Co nas dzisiaj czeka?
O poranku poznaliśmy finalny odczyt PKB z Niemiec, który wzrósł o 0,4% kw/kw (pierwotny odczyt wskazywał na 0,3% kw/kw). To pozwoliło osiągnąć wzrost w ujęciu rocznym na poziomie 1,2%.
Z kraju GUS opublikuje wysokość stopy bezrobocia w październiku. Najpewniej będzie to 5,1% - zgodnie ze wstępnymi danymi Ministerstwa Rodziny i Polityki Społecznej.
W USA, po Święcie Dziękczynienia, czeka nas wczesne zamknięcie na NYSE i NASDAQ (godzina 13 czasu lokalnego). Krócej funkcjonować będzie też rynek obligacji, który zakończy pracę o 14 czasu lokalnego.
Szklanka do połowy pusta
Wczoraj poznaliśmy dane o podaży pieniądza M3 z krajowej gospodarki, które ukazały wzrost tego agregatu o 7% r/r. Więcej szczegółów zamieszczamy w sekcji newsów, z kolei w tej części chcielibyśmy wskazać na jeden ważny aspekt. Mianowicie, o ile w ujęciu nominalnym podaż pieniądza wciąż rośnie, to sytuacja wygląda zgoła inaczej po uwzględnieniu inflacji. Po skorygowaniu o wskaźnik CPI okazuje się, że podaż pieniądza M3 spadła o blisko 10% r/r. Tak znacznych spadków nie notowaliśmy jeszcze nigdy. Co równie istotne, spadki nominalne w ujęciu rocznym odnotowujemy już od jakiegoś czasu na agregacie M1, który zawiera pieniądz gotówkowy oraz depozyty bieżące. Innymi słowy, w gospodarce krąży coraz mniej "dostępnego" pieniądza, co z monetarnego punktu widzenia powinno być czynnikiem istotnie hamującym aktywność gospodarczą.

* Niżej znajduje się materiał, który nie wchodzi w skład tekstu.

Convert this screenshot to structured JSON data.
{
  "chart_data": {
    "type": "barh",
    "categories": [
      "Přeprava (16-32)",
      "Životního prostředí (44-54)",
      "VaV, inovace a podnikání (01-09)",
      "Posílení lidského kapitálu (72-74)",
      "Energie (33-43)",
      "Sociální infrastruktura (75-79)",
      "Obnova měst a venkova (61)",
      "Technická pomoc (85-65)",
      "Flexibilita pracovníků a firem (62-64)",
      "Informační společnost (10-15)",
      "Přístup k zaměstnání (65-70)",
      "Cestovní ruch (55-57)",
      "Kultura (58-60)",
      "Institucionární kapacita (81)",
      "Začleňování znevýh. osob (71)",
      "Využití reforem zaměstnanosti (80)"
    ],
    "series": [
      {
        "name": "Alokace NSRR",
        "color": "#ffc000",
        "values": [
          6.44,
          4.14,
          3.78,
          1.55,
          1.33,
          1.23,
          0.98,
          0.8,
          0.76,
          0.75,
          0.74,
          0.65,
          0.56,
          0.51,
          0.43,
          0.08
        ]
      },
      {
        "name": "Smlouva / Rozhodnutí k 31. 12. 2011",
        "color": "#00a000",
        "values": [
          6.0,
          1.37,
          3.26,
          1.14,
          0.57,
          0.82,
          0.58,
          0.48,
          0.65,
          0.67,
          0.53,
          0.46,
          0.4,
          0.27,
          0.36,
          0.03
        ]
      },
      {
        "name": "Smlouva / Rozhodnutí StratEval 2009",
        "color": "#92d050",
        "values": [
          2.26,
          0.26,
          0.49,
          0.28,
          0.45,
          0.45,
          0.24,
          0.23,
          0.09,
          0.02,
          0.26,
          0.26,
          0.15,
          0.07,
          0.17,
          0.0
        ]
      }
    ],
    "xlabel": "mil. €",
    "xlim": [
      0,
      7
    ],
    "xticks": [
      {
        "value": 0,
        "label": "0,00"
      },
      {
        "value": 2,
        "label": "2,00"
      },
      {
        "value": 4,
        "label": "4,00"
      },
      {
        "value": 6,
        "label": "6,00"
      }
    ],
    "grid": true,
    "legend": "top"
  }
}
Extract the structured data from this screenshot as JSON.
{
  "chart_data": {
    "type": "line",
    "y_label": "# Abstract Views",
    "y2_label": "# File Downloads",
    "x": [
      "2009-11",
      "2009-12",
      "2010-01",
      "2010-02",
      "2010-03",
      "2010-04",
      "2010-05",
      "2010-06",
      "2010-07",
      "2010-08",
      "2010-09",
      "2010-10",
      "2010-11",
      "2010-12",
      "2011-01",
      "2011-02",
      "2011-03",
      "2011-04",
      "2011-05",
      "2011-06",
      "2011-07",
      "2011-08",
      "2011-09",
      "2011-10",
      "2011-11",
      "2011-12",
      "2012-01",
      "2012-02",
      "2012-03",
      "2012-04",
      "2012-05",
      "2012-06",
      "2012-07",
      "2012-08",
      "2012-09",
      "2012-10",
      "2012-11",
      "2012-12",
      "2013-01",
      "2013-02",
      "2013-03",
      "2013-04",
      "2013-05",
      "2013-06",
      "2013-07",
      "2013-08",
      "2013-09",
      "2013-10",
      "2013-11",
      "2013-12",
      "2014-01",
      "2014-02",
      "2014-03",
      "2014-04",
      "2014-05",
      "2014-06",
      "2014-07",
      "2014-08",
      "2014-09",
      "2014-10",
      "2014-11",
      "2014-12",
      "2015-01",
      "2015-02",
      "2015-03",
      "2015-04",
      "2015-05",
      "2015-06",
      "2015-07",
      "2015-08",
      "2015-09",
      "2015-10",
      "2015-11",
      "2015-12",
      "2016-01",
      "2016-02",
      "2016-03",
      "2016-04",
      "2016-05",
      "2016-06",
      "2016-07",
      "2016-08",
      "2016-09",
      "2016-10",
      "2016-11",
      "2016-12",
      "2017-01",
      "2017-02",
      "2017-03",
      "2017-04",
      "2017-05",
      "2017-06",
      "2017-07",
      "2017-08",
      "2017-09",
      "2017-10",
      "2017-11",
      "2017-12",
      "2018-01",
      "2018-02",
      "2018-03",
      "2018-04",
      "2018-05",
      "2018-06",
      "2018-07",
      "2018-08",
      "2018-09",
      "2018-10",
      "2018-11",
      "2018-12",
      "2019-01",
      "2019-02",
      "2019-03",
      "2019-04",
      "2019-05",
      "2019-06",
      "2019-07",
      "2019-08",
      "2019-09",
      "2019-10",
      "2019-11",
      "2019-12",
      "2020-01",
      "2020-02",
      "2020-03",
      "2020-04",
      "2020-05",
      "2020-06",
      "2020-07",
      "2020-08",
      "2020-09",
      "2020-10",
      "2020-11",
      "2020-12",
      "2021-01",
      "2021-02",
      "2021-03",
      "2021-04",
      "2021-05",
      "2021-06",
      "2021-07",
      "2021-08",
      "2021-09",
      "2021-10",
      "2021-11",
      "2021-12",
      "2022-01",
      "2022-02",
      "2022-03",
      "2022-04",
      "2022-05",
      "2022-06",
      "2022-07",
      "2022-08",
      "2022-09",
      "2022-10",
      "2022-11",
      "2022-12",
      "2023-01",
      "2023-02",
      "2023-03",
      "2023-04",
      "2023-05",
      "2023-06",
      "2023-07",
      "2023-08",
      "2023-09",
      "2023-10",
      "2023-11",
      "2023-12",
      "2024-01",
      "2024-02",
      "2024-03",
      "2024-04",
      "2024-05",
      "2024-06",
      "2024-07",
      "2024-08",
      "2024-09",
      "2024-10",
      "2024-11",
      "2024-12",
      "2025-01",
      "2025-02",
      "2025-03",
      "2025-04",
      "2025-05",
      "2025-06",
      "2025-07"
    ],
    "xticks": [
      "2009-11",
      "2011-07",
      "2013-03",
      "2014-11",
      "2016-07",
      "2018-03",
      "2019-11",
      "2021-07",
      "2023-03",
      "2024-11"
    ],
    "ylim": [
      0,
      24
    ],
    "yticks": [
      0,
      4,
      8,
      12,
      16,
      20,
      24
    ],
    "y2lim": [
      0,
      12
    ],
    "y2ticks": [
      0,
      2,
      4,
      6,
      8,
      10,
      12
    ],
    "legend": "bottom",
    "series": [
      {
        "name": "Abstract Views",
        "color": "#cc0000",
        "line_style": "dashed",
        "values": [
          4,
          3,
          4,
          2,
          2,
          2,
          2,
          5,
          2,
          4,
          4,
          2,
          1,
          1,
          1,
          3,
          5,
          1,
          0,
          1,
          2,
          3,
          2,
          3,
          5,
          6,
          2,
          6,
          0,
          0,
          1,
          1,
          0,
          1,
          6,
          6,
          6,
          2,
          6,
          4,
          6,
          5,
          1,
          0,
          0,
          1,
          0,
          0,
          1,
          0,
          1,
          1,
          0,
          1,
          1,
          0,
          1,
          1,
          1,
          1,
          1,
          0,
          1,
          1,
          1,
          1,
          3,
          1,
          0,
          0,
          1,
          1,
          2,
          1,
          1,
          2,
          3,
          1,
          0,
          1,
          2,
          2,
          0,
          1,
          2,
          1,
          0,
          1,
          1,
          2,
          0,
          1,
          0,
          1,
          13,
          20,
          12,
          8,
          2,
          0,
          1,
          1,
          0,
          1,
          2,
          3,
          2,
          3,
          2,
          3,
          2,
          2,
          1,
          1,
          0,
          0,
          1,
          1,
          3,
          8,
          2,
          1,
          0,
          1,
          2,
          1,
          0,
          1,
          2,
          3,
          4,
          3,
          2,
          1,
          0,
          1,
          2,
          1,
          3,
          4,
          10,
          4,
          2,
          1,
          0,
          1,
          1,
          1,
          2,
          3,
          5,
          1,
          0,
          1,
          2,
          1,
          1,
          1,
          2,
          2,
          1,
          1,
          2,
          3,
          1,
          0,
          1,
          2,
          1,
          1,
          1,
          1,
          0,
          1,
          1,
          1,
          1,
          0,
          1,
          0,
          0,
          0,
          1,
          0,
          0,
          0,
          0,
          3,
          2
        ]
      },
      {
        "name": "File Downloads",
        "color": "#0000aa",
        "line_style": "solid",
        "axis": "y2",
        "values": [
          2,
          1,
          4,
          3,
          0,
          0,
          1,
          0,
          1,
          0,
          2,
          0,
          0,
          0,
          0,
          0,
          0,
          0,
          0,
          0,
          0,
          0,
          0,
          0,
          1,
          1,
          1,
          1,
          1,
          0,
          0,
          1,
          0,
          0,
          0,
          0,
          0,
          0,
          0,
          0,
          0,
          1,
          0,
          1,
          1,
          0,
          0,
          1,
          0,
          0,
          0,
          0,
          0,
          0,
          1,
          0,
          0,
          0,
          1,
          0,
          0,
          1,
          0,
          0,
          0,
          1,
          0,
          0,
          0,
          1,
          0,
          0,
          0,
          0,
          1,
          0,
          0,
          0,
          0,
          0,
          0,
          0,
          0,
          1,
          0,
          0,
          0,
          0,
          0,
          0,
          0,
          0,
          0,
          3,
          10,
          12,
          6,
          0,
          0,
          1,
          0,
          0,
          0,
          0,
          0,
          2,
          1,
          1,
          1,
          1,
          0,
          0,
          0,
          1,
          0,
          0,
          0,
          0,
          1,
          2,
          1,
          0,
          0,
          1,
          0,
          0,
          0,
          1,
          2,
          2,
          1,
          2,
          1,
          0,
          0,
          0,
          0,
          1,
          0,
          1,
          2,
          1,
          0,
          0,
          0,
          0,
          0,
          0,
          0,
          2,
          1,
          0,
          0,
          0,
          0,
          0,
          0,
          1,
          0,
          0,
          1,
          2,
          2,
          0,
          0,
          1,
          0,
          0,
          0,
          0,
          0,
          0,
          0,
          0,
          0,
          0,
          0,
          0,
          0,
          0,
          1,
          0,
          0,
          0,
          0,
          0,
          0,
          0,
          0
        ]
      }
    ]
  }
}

Również wczoraj MF podało dane nt. wykonania budżetu centralnego za październik, gdzie wskazano na nadwyżkę (po 10 miesiącach roku) na poziomie 27,2 mld zł. Po stronie dochodów po październiku odnotowaliśmy wzrost o 5% r/r. Jednocześnie w takim samym ujęciu tempo wzrostu wydatków wyniosło 12,7% r/r.
Dochody z tytułu podatku VAT wzrosły w ujęciu skumulowanym od początku roku o 7,1% r/r, tj. najniższe tempo wzrostu w tym roku (trajektoria opadająca, za co w dużej części odpowiada tarcza antyinflacyjna). Z coraz niższym tempem wzrostu mieliśmy także do czynienia w przypadku podatku PIT, którego dynamika roczna od początku roku spadła po październiku tylko do 3,3% (do tej pory notowaliśmy dwucyfrowe tempo wzrostu). Bardzo dobrze z kolei wygląda sytuacja w przypadku podatku CIT, gdzie w tym samym ujęciu doświadczyliśmy wzrostu o 41,2%. W tym przypadku od początku roku dynamika ta waha się właśnie w okolicy 40%.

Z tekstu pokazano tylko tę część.